Regarding letter from Terry Nielsen who supports the coal mine to pay down debt

 

 

 

 

Dear editor,

Regarding letter from Terry Nielsen who supports the coal mine to pay down debt. The reasons Terry outlined as a counter-argument to the majority of “unproductive wishful thinkers” is that to NOT open a coal mine would be economically “unsustainable.”

The reality sorely missed here, is that the “majority” of people, are the ones who do not understand the very nature of our debt, and this would be best quoted as the “disenchanted educated.”  Note that I do not mean in terms of Terry being a biologist, since I too hold a B.Sc. from McGill and was not educated either.

If I thought the mine would suddenly provide substantial full-time living wages I would actually make considerations especially since the last annual data from the Comox Valley Job Shop stated they served over 7,000 individual clients. Even then I would have to consider the legacy cost to taxpayers for clean-up and other health-related issues.

Yet the problem is lack of understanding of debt. Debt is the blunt stick used to push industry problems down our throats, and government is doing the pushing since they are only lobbied on this one “debt” solution.

Currently our federal budget is about only 8% spending and actually around 92% debt repayment.  Not much spending “bloating” there.  No industry at this stage is going to reverse that reality.

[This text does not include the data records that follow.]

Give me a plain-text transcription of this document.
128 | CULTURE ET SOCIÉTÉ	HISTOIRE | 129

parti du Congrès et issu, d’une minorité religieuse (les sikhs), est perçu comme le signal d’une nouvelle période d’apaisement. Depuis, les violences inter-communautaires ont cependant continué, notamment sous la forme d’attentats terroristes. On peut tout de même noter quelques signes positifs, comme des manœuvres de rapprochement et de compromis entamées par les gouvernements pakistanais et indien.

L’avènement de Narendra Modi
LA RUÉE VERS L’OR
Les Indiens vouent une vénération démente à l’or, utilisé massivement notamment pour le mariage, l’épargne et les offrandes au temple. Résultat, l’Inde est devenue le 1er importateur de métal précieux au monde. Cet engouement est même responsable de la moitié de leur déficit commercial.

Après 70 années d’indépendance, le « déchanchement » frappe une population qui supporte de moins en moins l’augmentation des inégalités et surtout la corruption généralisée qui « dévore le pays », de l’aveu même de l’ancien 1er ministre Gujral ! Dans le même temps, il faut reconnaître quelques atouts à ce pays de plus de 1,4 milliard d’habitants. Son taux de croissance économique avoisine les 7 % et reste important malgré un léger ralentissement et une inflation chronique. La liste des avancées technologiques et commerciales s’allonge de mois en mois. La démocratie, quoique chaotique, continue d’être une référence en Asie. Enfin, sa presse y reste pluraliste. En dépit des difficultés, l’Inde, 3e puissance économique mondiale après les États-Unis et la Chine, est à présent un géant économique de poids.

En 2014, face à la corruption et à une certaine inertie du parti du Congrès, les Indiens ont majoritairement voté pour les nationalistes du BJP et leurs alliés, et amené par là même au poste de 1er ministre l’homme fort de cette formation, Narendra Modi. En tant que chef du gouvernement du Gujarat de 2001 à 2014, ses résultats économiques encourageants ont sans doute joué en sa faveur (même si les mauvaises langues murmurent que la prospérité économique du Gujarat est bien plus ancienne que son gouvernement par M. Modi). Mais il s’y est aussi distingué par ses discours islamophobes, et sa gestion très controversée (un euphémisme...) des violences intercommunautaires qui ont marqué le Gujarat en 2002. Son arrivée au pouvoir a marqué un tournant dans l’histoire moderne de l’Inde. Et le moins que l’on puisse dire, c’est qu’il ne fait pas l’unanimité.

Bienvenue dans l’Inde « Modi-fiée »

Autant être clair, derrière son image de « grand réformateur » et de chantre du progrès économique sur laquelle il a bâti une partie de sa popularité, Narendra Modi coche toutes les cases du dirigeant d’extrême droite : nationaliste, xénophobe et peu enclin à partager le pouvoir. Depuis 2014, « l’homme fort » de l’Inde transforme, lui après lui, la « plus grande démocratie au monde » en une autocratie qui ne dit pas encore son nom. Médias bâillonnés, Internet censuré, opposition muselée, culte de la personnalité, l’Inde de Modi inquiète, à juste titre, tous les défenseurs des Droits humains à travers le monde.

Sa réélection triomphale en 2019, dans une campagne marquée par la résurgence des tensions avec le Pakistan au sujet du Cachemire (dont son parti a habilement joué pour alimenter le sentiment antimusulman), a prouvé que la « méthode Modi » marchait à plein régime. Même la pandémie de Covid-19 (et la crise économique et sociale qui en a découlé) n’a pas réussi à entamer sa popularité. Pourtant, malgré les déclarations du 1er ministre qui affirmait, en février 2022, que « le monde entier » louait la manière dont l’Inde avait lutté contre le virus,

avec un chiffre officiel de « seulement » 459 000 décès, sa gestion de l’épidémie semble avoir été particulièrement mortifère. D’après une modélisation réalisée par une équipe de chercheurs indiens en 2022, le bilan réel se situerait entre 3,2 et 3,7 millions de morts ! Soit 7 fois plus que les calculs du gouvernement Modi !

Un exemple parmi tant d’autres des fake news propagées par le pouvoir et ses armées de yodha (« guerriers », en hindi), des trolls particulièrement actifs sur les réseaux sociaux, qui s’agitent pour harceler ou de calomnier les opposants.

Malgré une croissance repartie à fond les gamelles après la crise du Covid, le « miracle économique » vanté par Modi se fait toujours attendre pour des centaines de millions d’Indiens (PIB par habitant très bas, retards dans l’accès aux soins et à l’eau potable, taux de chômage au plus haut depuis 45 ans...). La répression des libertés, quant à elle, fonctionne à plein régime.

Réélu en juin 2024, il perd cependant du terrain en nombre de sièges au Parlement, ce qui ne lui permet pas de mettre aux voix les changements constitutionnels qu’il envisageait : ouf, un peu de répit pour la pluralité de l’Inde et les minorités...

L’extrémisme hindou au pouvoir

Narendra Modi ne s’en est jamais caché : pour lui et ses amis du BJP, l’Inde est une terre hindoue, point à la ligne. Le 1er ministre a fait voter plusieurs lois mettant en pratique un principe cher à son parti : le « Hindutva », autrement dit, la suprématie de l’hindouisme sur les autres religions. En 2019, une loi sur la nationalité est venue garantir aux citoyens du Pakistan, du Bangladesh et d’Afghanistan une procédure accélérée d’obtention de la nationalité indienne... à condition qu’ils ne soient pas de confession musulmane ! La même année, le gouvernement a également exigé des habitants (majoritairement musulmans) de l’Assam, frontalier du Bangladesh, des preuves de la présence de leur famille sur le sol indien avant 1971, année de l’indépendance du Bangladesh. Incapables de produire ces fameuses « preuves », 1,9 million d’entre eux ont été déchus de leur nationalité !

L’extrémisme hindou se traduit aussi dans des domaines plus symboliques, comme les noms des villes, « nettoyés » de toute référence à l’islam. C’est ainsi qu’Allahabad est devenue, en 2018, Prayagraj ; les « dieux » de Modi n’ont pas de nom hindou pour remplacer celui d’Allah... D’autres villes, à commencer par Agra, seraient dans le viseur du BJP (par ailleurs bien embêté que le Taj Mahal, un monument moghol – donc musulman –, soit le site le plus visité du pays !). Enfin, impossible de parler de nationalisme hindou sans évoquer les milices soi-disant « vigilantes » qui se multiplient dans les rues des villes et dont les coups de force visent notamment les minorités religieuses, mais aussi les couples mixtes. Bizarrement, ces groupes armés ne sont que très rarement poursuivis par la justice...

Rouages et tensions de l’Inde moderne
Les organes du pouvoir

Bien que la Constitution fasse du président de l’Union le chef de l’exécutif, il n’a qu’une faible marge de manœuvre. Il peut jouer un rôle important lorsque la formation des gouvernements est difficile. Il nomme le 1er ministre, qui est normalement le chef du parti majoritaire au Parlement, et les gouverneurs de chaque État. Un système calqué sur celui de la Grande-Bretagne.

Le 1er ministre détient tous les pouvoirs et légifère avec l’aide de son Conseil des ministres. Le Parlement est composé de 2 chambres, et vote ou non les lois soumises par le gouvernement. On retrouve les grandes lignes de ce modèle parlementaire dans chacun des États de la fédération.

For four decades our debt remained stable at $18 billion, when Canada exercised its right to issue roughly 25% of its own currency, compound interest free!

This came in handy for tale-end hurricanes in the Maritimes, or ice storms in central Canada, floods in the Prairies or forest fires in the Rockies. Since 1974, we started to rely on banks at compound interest to issue ALL currency, and that debt is now well over $500 billion, of which we attempt to pay roughly $34 billion annually.

Yes, “massive spending cuts” in order to feed the beast of debt.

Canada needs currency as Units of Exchange NOT as units of debt, and so we sell off our resources to “industry” against all our better judgments. The solution is disguised as vastly complicated, with inflation and NAFTA and stock market derivatives.

But the real solution is not actually that difficult, especially if you understand the real problem.  Our government needs to stop paying compound interest to banks, in order to take responsibility for our primary constitutional responsibility of providing available currency to our citizens.  Then stop subsidizing industry so heavily. But that, my dear Terry, is a lesson for another day.